The bairns are making a dreadful racket and I cannot write, 
I shall send you a screed when we get back to Penicuik.
Yours ever gratefully,
 The plan was laid for a trip to Loch Enoch in September 1894.
 Loch Enoch is a key setting in ‘The Raiders.’
 The Macmillans kept a well stocked library at Glenhead, and over the years Crockett added to it. There is a tale that, early, he pointed to Macmillans bookshelves and said ‘I’ll fill these’ and indeed over the years he sent John Macmillan first edition copies of all his works.
 House of the Hill still exists as a hostelry at Glentrool.
 Crockett had been supplementing his income through journalistic work since his student days.
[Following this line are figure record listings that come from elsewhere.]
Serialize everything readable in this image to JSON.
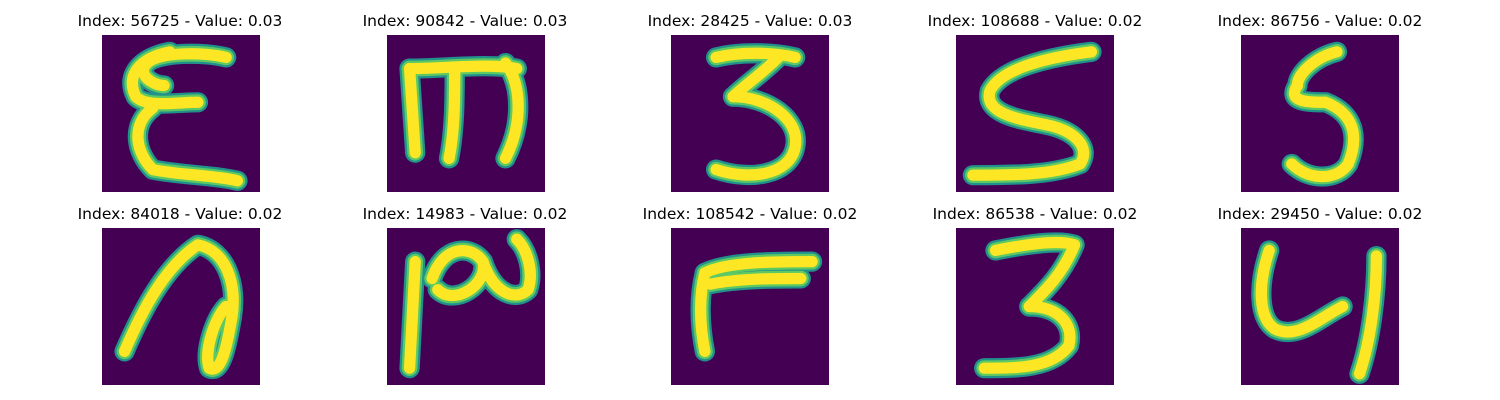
{
  "colors": {
    "background": "#440154",
    "stroke_low": "#21918c",
    "stroke_mid": "#5ec962",
    "stroke_high": "#fde725"
  },
  "panels": [
    {
      "title": "Index: 56725 - Value: 0.03",
      "glyph": "E"
    },
    {
      "title": "Index: 90842 - Value: 0.03",
      "glyph": "m"
    },
    {
      "title": "Index: 28425 - Value: 0.03",
      "glyph": "3"
    },
    {
      "title": "Index: 108688 - Value: 0.02",
      "glyph": "S"
    },
    {
      "title": "Index: 86756 - Value: 0.02",
      "glyph": "5"
    },
    {
      "title": "Index: 84018 - Value: 0.02",
      "glyph": "a"
    },
    {
      "title": "Index: 14983 - Value: 0.02",
      "glyph": "ro"
    },
    {
      "title": "Index: 108542 - Value: 0.02",
      "glyph": "F"
    },
    {
      "title": "Index: 86538 - Value: 0.02",
      "glyph": "3"
    },
    {
      "title": "Index: 29450 - Value: 0.02",
      "glyph": "y"
    }
  ]
}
 Crockett had sent ‘proofs’ to Macmillan to make sure he got the flavour and detail of the place correct.
 Suggesting that he is keen to get away from the restrictions of ‘polite’ ministerial life
 I have not (yet) found any reference to this, and am happy for any information that can be given.
 This probably refers to an article and later material for The Raiders (perhaps the chapter ‘Sixteen Drifty Days.’
 Reminds us that Crockett was at the time the father of two (soon to be three) small children – with all that that entails.
[11 The correspondence between Crockett (and Ruth) and the Macmillans continued through till his death in 1914.